Vivisimo, an IBM Company
- Industry: Internet
- Founded: Pittsburgh, Pennsylvania June 21, 2000
- Headquarters: Pittsburgh, Pennsylvania
- Products: Vivisimo Velocity Search Platform
- Website: vivisimo.com

= Vivisimo =

American internet technology company

Vivisimo was a privately held technology company in Pittsburgh, Pennsylvania, specialising in the development of computer search engines. The company was acquired by IBM in May 2012 and is now branded as IBM Watson Explorer, a product of the IBM Watson Group. Vivisimo's public web search engine Clusty was a metasearch engine with document clustering; it was sold to Yippy, Inc. in 2010.

Vivisimo specialized in federated search and document clustering. For example, Vivisimo clustering could divide the results of a search for "cell" into groups including "biology", "battery", and "prison".

Vivisimo software supported both structured and unstructured information.

==History==
Vivisimo was founded in 2000 by three computer science researchers at Carnegie Mellon University: Chris Palmer, Jerome Pesenti, and Raul Valdes-Perez. The name was taken from the Spanish superlative adjective vivísimo meaning "very lively" or "very clever."

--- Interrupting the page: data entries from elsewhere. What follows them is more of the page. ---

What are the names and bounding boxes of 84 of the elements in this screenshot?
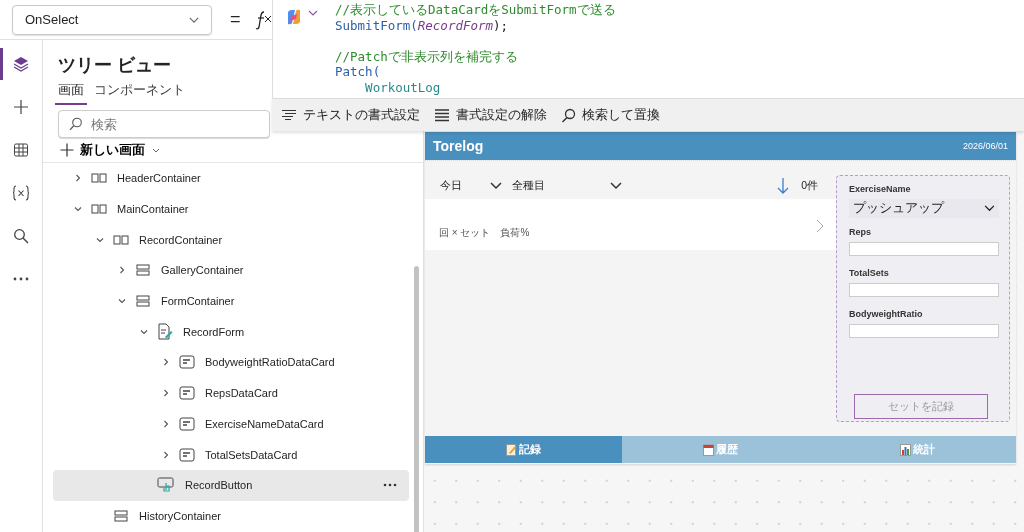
variables-icon	[12, 185, 30, 201]
code-line: //Patchで非表示列を補完する	[335, 48, 519, 64]
plus-icon	[60, 143, 74, 157]
form-icon	[157, 322, 173, 341]
columns-icon	[91, 172, 107, 185]
date-label: 2026/06/01	[962, 141, 1008, 151]
chevron-down-icon	[984, 205, 995, 212]
tree-item[interactable]: GalleryContainer	[53, 255, 409, 286]
app-title: Torelog	[433, 138, 484, 154]
filter-dropdown[interactable]: 今日	[440, 179, 502, 193]
field-label: BodyweightRatio	[849, 309, 924, 321]
card-icon	[179, 447, 195, 462]
tree-item[interactable]: RecordForm	[53, 316, 409, 348]
rows-icon	[113, 509, 129, 522]
table-icon	[13, 142, 29, 158]
columns-icon	[113, 233, 129, 246]
tree-item[interactable]: FormContainer	[53, 285, 409, 317]
input-field[interactable]	[849, 242, 999, 256]
toolbar-button[interactable]: 書式設定の解除	[431, 102, 550, 128]
chevron-down-icon	[490, 182, 502, 190]
more-icon	[13, 277, 29, 281]
button-icon	[157, 477, 175, 494]
tree-item[interactable]: RecordButton	[53, 469, 409, 501]
card-icon	[179, 416, 195, 431]
chevron-down-icon	[610, 182, 622, 190]
field-label: Reps	[849, 227, 872, 239]
input-field[interactable]	[849, 324, 999, 338]
tree-item[interactable]: HeaderContainer	[53, 163, 409, 194]
lines-icon	[434, 108, 450, 122]
code-line: //表示しているDataCardをSubmitFormで送る	[335, 2, 616, 18]
chevron-right-icon[interactable]	[161, 418, 171, 429]
record-count: 0件	[801, 179, 818, 193]
formula-editor[interactable]: //表示しているDataCardをSubmitFormで送る SubmitForm(RecordForm); //Patchで非表示列を補完する Patch( WorkoutLog	[272, 0, 1024, 98]
code-line: WorkoutLog	[364, 79, 442, 95]
layers-icon	[13, 56, 29, 72]
tree-item[interactable]: TotalSetsDataCard	[53, 439, 409, 470]
card-icon	[179, 386, 195, 401]
copilot-icon[interactable]	[285, 8, 303, 26]
calendar-icon	[703, 443, 714, 456]
tree-item[interactable]: HistoryContainer	[53, 500, 409, 532]
gallery-item[interactable]: 回 × セット 負荷%	[425, 199, 836, 250]
scrollbar[interactable]	[414, 266, 419, 532]
panel-title: ツリー ビュー	[58, 54, 171, 76]
rows-icon	[135, 264, 151, 277]
sort-arrow-icon[interactable]	[777, 177, 790, 195]
memo-icon	[506, 443, 517, 456]
tab[interactable]: 画面	[55, 79, 87, 105]
tree-item[interactable]: BodyweightRatioDataCard	[53, 347, 409, 378]
tree-item[interactable]: RepsDataCard	[53, 377, 409, 409]
plus-icon	[13, 99, 29, 115]
rows-icon	[135, 295, 151, 308]
search-icon	[561, 107, 576, 123]
search-field[interactable]: 検索	[58, 110, 270, 138]
search-icon	[69, 117, 83, 131]
code-line: Patch(	[335, 64, 382, 80]
new-screen-button[interactable]: 新しい画面	[57, 141, 164, 159]
search-icon	[13, 228, 29, 244]
more-icon[interactable]	[383, 483, 397, 488]
input-field[interactable]	[849, 283, 999, 297]
equals-sign: =	[230, 9, 241, 30]
toolbar-button[interactable]: 検索して置換	[558, 102, 663, 128]
chevron-right-icon[interactable]	[161, 357, 171, 368]
tree-item[interactable]: RecordContainer	[53, 224, 409, 256]
function-icon	[254, 9, 273, 30]
chevron-right-icon	[816, 219, 824, 233]
field-label: TotalSets	[849, 268, 890, 280]
format-text-icon	[281, 109, 297, 121]
chevron-right-icon[interactable]	[161, 388, 171, 399]
columns-icon	[91, 203, 107, 216]
card-icon	[179, 355, 195, 370]
tab[interactable]: コンポーネント	[91, 79, 188, 105]
filter-dropdown[interactable]: 全種目	[512, 179, 622, 193]
chevron-right-icon[interactable]	[161, 449, 171, 460]
tree-item[interactable]: MainContainer	[53, 193, 409, 225]
code-line: SubmitForm(RecordForm);	[335, 17, 510, 33]
field-label: ExerciseName	[849, 184, 912, 196]
chart-icon	[900, 443, 911, 456]
toolbar-button[interactable]: テキストの書式設定	[278, 102, 423, 128]
chevron-down-icon[interactable]	[307, 8, 319, 18]
chevron-right-icon[interactable]	[117, 265, 127, 276]
property-dropdown[interactable]: OnSelect	[12, 4, 212, 35]
dropdown-field[interactable]: プッシュアップ	[849, 199, 999, 218]
tree-item[interactable]: ExerciseNameDataCard	[53, 408, 409, 440]
chevron-right-icon[interactable]	[73, 173, 83, 184]
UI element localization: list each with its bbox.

In October 2008, Vivisimo was awarded the contract to power the search portion of FirstGov.gov (now called USA.gov), the official web portal of the United States federal government.

In 2012, IBM acquired Vivisimo to boost its Big Data Analytics capabilities .

==Products==
Velocity was sold as an installed or hosted application to enterprises, governments, and OEMs. With Vivisimo providing additional professional services.

Velocity's social search features allowed users to contribute to organizational content by tagging, voting, annotating and sharing search results. The contributions are instantly indexed in new searches.